5.5. Influence of Rheological Parameters (k–n Values)
With other conditions kept constant, including a wellbore diameter of 139.7 mm, eccentricity of 0%, branch wellbore curvature of 2°/30 m, and flow rate of 30 L/s, this section further analyzes the influence of non-Newtonian fluid rheological parameters on cuttings transport within the wellbore.
Figure 23 illustrates the effects of different flow behavior indices (
n) on cuttings concentration, pressure, and velocity at 5 m from the drilling fluid outlet, corresponding to the junction between the branch and main wellbores, under the fixed condition of a consistency index (
k) of 0.5 Pa·s
n.
As n increases from 0.4 to 0.8, the average cuttings volume fraction rises from 9.96% to 10.08%, showing a gradual upward trend, which indicates that as the shear-thinning property of the fluid weakens, cuttings in the annulus are more easily suspended and carried. Meanwhile, the wellbore pressure increases from 1,010,894 Pa to 1,042,880 Pa, reflecting a significant rise in pressure drop. The average velocity, however, decreases slightly from 2.801 m/s to 2.794 m/s. These results suggest that a larger flow behavior index enhances cuttings-carrying capacity, but at the expense of higher-pressure losses and a slight reduction in velocity.
Figure 24 presents the influence of different consistency indices (
k) on cuttings transport in the wellbore under the fixed condition of a flow behavior index (
n) of 0.6. As
k increases from 0.2 Pa·s
n to 0.8 Pa·s
n, the average cuttings volume fraction gradually decreases from 10.13% to 9.99%. This indicates that a larger consistency index enhances the overall viscosity of the fluid, leading to a more uniform and stable distribution of cuttings, but at the expense of reduced suspension capacity. Meanwhile, the wellbore pressure rises significantly from 1,011,539 Pa to 1,022,134 Pa, reflecting a marked increase in flow resistance with higher
k. The average velocity decreases slightly from 2.797 m/s to 2.795 m/s, showing only a minor change but with a clear downward trend.

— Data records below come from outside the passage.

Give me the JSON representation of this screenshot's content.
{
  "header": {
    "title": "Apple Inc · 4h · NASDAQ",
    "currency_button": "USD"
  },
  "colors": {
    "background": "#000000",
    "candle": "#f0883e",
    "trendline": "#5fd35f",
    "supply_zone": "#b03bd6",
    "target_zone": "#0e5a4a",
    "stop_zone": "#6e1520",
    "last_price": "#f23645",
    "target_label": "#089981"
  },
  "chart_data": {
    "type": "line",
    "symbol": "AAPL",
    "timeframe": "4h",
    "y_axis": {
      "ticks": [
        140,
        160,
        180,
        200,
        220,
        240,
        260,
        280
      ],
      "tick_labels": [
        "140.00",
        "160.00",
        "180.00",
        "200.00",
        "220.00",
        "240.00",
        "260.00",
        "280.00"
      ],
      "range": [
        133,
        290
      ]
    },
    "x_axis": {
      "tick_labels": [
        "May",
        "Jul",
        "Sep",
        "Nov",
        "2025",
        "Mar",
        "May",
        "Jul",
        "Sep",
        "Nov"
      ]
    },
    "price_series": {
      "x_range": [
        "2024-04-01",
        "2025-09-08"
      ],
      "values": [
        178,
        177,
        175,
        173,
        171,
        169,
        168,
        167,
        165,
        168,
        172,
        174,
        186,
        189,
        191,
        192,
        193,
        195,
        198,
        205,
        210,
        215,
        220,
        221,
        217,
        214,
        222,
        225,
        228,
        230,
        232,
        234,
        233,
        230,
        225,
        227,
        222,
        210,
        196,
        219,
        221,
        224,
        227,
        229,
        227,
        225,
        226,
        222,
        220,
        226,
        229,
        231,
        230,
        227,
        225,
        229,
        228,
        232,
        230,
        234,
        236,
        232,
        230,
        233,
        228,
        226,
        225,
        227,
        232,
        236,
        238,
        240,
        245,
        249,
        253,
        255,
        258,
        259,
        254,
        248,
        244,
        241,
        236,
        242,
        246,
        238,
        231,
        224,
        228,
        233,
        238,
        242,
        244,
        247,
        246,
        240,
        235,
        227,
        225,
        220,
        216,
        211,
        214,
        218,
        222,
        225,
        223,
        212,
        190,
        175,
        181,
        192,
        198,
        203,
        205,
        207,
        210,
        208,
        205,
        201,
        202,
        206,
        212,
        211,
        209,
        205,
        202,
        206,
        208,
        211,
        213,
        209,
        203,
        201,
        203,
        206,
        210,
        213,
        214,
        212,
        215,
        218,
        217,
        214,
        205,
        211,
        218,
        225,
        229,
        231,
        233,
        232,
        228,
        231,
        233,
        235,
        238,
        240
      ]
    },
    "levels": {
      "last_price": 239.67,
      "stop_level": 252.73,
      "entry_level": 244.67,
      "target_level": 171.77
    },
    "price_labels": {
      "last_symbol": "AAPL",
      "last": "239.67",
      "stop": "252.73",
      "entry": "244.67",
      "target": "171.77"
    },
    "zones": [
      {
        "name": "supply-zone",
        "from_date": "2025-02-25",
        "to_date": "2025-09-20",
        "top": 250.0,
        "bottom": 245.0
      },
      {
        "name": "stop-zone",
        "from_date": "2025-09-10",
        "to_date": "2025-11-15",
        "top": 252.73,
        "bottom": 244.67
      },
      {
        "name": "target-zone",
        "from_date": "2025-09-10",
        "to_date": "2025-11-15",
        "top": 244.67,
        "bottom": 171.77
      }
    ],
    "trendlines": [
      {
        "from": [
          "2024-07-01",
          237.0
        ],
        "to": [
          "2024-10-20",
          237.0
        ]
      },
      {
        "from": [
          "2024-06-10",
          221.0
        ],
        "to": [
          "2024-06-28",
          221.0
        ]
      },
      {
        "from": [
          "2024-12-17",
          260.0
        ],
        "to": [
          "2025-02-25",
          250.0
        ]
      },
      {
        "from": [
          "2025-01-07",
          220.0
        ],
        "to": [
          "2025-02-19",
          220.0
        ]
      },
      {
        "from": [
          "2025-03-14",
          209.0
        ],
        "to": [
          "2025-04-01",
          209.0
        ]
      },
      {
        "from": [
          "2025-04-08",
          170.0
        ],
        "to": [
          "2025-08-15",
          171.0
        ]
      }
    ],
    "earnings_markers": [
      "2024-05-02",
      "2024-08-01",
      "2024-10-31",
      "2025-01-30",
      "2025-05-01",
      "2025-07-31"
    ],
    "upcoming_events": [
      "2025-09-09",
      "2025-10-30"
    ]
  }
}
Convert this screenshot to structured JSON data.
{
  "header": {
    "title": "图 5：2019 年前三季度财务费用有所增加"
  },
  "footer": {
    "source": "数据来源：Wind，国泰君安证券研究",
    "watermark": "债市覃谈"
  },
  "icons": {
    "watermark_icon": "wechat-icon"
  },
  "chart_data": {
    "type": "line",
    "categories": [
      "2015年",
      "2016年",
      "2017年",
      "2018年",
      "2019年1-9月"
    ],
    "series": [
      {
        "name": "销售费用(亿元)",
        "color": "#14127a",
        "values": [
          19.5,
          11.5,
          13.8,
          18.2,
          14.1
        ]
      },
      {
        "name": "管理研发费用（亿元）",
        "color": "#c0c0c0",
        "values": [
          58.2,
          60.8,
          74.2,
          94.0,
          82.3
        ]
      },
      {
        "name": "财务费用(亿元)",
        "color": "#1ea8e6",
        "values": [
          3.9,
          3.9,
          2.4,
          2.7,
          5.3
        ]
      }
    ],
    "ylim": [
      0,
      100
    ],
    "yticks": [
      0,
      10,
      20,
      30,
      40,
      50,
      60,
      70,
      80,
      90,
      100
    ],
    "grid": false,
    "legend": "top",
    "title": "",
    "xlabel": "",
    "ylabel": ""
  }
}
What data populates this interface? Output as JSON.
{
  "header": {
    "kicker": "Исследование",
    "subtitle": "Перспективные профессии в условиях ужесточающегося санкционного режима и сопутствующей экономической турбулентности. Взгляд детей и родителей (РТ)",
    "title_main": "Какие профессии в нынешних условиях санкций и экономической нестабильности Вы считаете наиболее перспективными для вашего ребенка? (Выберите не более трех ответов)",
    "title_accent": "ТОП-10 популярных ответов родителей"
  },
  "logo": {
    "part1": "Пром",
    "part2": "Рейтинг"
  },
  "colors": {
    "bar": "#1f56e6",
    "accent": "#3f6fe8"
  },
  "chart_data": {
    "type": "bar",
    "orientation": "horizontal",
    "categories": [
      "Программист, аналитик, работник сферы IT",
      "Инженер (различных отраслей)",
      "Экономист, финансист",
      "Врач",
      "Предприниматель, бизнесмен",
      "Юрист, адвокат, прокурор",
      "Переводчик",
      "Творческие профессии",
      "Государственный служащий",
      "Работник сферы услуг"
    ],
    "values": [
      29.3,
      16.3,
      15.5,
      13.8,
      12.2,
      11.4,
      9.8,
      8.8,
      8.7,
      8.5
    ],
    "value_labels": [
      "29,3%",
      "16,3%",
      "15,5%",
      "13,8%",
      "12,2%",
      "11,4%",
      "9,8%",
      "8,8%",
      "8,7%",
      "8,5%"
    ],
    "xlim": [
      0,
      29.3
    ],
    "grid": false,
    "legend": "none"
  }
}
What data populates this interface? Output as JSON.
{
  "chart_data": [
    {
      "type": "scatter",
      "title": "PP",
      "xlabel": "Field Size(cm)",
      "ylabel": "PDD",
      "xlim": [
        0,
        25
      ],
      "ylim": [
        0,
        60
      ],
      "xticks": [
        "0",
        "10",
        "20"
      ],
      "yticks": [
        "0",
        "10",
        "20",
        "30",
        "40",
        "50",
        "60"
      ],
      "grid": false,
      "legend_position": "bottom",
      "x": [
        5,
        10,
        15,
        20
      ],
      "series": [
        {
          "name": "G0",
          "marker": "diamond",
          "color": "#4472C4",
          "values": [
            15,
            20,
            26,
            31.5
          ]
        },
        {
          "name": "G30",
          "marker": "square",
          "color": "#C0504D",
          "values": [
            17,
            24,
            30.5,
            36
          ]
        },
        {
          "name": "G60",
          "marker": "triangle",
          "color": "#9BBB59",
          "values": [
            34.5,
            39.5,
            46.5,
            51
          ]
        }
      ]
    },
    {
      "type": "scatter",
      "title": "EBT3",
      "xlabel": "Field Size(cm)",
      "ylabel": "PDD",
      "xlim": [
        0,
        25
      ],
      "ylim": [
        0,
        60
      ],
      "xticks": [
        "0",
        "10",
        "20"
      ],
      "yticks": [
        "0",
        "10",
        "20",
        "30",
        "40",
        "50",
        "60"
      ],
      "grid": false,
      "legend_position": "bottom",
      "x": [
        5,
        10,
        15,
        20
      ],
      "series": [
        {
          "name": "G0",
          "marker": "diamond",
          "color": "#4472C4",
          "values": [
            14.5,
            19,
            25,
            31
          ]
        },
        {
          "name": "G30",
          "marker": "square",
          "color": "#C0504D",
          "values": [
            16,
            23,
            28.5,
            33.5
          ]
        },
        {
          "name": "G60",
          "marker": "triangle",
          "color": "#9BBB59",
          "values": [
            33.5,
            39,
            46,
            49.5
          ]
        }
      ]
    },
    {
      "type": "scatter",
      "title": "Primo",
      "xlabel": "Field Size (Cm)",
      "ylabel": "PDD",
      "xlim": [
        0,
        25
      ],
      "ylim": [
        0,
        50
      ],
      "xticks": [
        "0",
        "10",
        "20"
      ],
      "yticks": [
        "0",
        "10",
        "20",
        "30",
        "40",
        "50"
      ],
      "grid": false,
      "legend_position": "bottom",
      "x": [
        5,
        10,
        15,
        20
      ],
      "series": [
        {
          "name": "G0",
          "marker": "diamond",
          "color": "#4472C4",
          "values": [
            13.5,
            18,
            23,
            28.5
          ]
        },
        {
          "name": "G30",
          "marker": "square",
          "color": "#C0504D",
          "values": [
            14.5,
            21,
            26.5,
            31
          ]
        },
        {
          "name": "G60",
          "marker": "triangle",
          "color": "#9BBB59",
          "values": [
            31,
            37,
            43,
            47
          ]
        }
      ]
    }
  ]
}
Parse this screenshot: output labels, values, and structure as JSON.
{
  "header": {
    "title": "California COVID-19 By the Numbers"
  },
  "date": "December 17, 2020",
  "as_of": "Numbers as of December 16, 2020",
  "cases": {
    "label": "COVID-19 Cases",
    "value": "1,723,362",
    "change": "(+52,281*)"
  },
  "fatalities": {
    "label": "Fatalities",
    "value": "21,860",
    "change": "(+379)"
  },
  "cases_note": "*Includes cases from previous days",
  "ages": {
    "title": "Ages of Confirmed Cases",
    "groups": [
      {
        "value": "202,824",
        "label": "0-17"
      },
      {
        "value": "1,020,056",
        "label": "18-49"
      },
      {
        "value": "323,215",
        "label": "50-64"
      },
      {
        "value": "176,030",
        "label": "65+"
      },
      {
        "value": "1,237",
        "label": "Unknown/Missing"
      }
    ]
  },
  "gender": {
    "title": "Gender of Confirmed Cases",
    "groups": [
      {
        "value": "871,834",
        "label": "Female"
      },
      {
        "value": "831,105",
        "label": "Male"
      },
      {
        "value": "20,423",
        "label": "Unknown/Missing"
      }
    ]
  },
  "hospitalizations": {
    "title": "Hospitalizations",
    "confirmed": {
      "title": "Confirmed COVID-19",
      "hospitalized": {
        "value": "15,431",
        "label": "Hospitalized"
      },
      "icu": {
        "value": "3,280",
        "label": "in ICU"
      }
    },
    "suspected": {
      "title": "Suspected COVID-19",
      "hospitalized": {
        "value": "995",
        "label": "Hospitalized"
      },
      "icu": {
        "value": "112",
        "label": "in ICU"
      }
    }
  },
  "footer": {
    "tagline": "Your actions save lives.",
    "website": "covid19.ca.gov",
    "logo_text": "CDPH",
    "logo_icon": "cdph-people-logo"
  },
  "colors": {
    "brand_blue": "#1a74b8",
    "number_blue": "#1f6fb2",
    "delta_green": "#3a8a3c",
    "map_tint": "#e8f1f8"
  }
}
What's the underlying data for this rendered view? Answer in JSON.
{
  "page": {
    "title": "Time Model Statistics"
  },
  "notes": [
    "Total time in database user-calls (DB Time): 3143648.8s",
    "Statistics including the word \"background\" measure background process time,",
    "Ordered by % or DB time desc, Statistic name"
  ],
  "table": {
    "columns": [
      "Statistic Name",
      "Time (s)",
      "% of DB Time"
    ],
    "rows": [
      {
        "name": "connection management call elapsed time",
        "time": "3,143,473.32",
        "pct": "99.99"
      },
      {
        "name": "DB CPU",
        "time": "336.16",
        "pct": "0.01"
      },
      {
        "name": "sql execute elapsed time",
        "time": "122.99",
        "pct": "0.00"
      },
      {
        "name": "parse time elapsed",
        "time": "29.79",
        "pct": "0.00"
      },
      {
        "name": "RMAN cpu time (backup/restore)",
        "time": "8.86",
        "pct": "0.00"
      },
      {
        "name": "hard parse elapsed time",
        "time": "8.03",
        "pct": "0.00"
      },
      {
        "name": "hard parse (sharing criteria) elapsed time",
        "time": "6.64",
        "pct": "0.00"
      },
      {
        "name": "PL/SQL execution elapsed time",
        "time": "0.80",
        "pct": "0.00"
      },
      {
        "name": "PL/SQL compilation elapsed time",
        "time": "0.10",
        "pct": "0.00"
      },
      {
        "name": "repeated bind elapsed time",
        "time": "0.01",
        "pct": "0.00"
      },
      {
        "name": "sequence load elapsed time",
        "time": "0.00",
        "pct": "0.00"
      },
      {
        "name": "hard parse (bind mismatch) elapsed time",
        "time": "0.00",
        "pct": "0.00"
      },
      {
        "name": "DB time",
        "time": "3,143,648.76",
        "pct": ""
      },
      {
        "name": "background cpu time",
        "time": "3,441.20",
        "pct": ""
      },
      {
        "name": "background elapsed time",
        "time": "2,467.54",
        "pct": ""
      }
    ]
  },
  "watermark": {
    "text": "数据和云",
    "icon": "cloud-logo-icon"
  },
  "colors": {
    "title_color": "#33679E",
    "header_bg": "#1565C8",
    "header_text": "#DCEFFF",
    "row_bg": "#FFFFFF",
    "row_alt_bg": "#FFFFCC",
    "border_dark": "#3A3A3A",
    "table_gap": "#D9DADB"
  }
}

In summary, the rheological parameters of non-Newtonian fluids exert a significant influence on the cuttings transport process. An increase in the flow behavior index (n) enhances the suspension and carrying capacity of cuttings but leads to greater annular pressure drops. Conversely, an increase in the consistency index (k) primarily manifests as elevated flow resistance and suppressed velocity, while the cuttings volume fraction shows a slight decrease.